First, consciousness. We live in an age when papers about consciousness get published in prestigious scientific journals. There's a lot of confusion about the topic (more than about AI) - a lot of the time it's not clear what would count as experimental confirmation of a claim, and sometimes what we're even talking about. One important value of our reformulation of the question here in terms of 'cogitation' is that it should just factor-out all this confusion. If you think consciousness is relevant to cogitation, this may be because you understand 'consciousness' to refer to some clearly, unproblematically computational or physical process, as the case may be, completely unmysterious in itself. If so, then you can just say what you think it is and how it fits in. All the questionably intelligible talk about "what it's like" and about so-called 'qualia' can be completely side-stepped. On the other hand, if you think that consciousness really is special and mysterious and essential to what I'm calling 'cogitation', meaning you think that one or other of my guiding assumptions ealier is false, then we at least have the benefit of being able to articulate the difference between us. If this is the case, it serves as an invitation to you to step-up and to say in clear terms what consciousness is, that it is relevant to cogitation.

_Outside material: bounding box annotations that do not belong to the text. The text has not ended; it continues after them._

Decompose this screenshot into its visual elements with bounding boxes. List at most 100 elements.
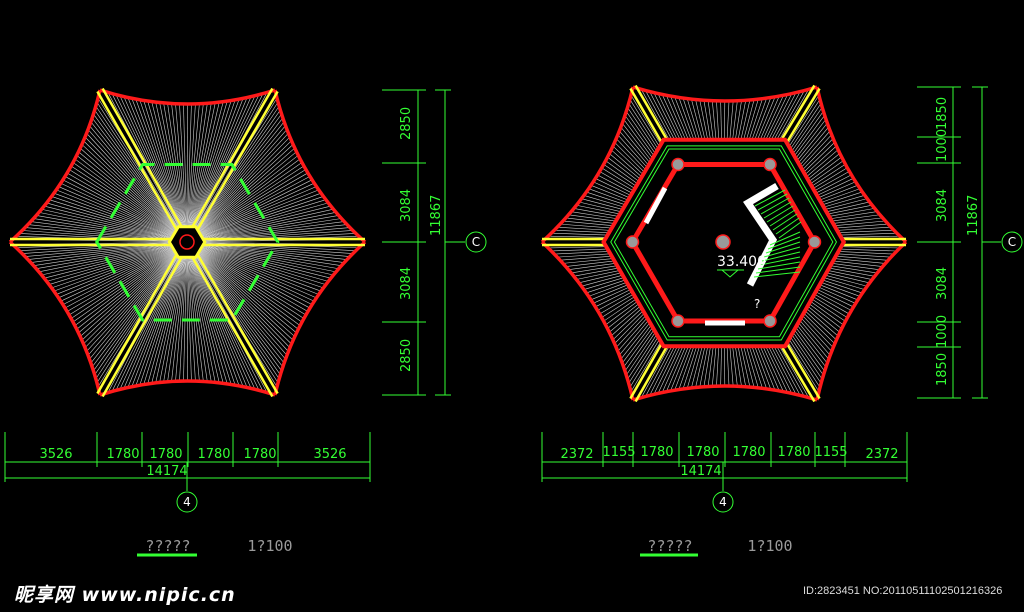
right-roof-hatch: [820, 282, 861, 297]
left-roof-hatch: [196, 147, 295, 235]
left-roof-hatch: [72, 248, 178, 323]
right-roof-hatch: [819, 184, 858, 201]
left-roof-hatch: [175, 103, 187, 230]
left-roof-eave: [273, 89, 367, 244]
right-roof-hatch: [815, 174, 852, 194]
left-roof-hatch: [189, 102, 220, 230]
left-ridge: [188, 239, 279, 395]
right-roof-hatch: [806, 308, 839, 337]
right-roof-hatch: [743, 346, 755, 388]
right-roof-hatch: [838, 251, 894, 255]
left-roof-hatch: [197, 179, 313, 237]
dim-left-v1: 2850: [399, 107, 414, 140]
column: [671, 314, 685, 328]
right-roof-hatch: [830, 211, 878, 220]
left-roof-hatch: [46, 202, 176, 239]
right-roof-hatch: [831, 263, 880, 271]
left-roof-hatch: [198, 245, 324, 289]
right-roof-hatch: [548, 235, 607, 238]
right-roof-hatch: [599, 171, 634, 192]
right-ridge: [781, 84, 816, 139]
left-roof-hatch: [80, 147, 178, 235]
left-roof-hatch: [70, 165, 177, 236]
axis-left-4: 4: [183, 495, 191, 509]
left-roof-hatch: [163, 254, 186, 383]
left-roof-hatch: [198, 189, 319, 238]
right-roof-hatch: [762, 346, 784, 392]
left-roof-hatch: [171, 254, 187, 382]
stair-tread: [778, 221, 802, 239]
right-roof-hatch: [678, 346, 695, 390]
right-roof-hatch: [814, 293, 850, 315]
right-roof-hatch: [571, 211, 618, 220]
right-roof-hatch: [612, 310, 644, 341]
left-roof-hatch: [198, 182, 315, 238]
right-roof-hatch: [751, 98, 767, 140]
left-roof-hatch: [76, 155, 178, 235]
left-roof-hatch: [72, 162, 178, 236]
left-roof-hatch: [198, 246, 322, 292]
right-roof-hatch: [835, 255, 889, 261]
right-roof-eave: [540, 86, 635, 244]
left-roof-hatch: [83, 250, 179, 345]
right-roof-hatch: [754, 97, 772, 140]
right-roof-hatch: [838, 229, 894, 233]
dim-left-v4: 2850: [399, 339, 414, 372]
left-roof-eave: [273, 240, 367, 396]
right-roof-hatch: [645, 90, 673, 140]
right-roof-hatch: [716, 346, 720, 387]
left-roof-hatch: [143, 100, 184, 230]
right-roof-hatch: [645, 346, 673, 397]
right-roof-hatch: [806, 149, 839, 178]
right-roof-hatch: [822, 279, 863, 294]
right-roof-hatch: [812, 296, 848, 318]
right-roof-hatch: [829, 267, 875, 277]
left-roof-hatch: [51, 245, 176, 289]
right-roof-hatch: [601, 296, 636, 318]
left-roof-hatch: [200, 243, 348, 260]
right-roof-hatch: [773, 91, 801, 140]
left-roof-hatch: [167, 254, 186, 382]
left-ridge: [101, 242, 191, 398]
left-roof-hatch: [58, 246, 176, 299]
right-roof-eave: [540, 240, 635, 401]
left-roof-hatch: [199, 205, 331, 239]
left-roof-hatch: [159, 254, 186, 383]
right-roof-hatch: [726, 346, 730, 387]
right-roof-hatch: [695, 346, 706, 388]
image-id: ID:2823451 NO:20110511102501216326: [803, 585, 1003, 597]
left-roof-hatch: [196, 155, 299, 235]
right-roof-hatch: [583, 195, 625, 208]
left-roof-eave: [99, 88, 276, 106]
right-roof-hatch: [732, 100, 738, 140]
left-roof-hatch: [78, 249, 178, 334]
right-roof-hatch: [835, 223, 889, 229]
right-roof-hatch: [674, 96, 692, 140]
right-roof-hatch: [605, 301, 638, 326]
right-axis-bubble: [1001, 231, 1023, 253]
left-roof-hatch: [196, 249, 297, 334]
right-roof-hatch: [576, 204, 620, 215]
dim-left-h1: 3526: [39, 447, 72, 462]
right-roof-hatch: [627, 334, 658, 380]
right-roof-hatch: [562, 258, 614, 264]
left-roof-hatch: [195, 121, 285, 233]
right-roof-hatch: [605, 160, 638, 185]
left-roof-hatch: [197, 247, 313, 305]
right-roof-hatch: [819, 284, 858, 301]
right-roof-hatch: [666, 95, 686, 140]
right-roof-hatch: [612, 145, 644, 175]
right-roof-hatch: [776, 346, 805, 397]
stair-tread: [757, 261, 801, 270]
right-plan-title: ?????: [647, 537, 692, 555]
right-roof-hatch: [568, 263, 616, 271]
right-roof-hatch: [649, 91, 675, 140]
right-roof-hatch: [814, 171, 850, 192]
stair-note: ?: [754, 297, 760, 311]
right-roof-hatch: [653, 346, 678, 395]
right-roof-hatch: [610, 149, 642, 178]
left-roof-hatch: [58, 186, 176, 238]
right-roof-hatch: [804, 310, 837, 341]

Second is the question about meaning and belief. A key characteristic of our beliefs and our hopes - the so-called 'intentional states' of our minds - is that they are about the world. When you think that your dog is asleep, your thought is about something external to and independent of you, to wit, your dog. Similarly, when you say, e.g., 'Fido is asleep', the word (name) 'Fido' means, or refers to -is related to- that independent being. It is an abiding problem in philosophy to explain these relations. Generally, it is considered not to be trivial - not to be a relation, for example, which familiar computers can obviously stand in to the the thing in question, simply by generating some text with the word 'Fido' in it. One might have thought that for something to be an AI (so, lapsing back to the terms I am rejecting), its words have to have meaning and its internal states be about the world - that understanding AI requires solving the problem of intentionality. The jargon I'm recommending completely sunders these problems. Investigators into cogitation do not have to, and should not have to, solve the philosophical problem of intentionality, in order to do their work. These are separate problems.
My last point is the one I passed over earlier, concerning thinking. In the picture I am recommending, we have two quite different, incompatible ways of understanding ourselves. One is as complex physical objects bound by the laws of nature, tracing sometimes elaborate but in a sense completely predictable paths through the world. The problem of cogitation belongs to this understanding. This is the world of science and the understanding it affords. The second understanding is as rational, willful agents, bound in some sense by the principles of reason, with intentionality and capable of meaningful speech. In this view, we talk meaningfully and reason and matter to one another. The activity of thinking belongs to this second picture - it is something done by intentional agents, not by merely complex physical systems. This position is a kind of dualism, I acknowledge. It is not a dualism of substance - of mind and matter- though, but rather a dualism in our understanding of ourselves.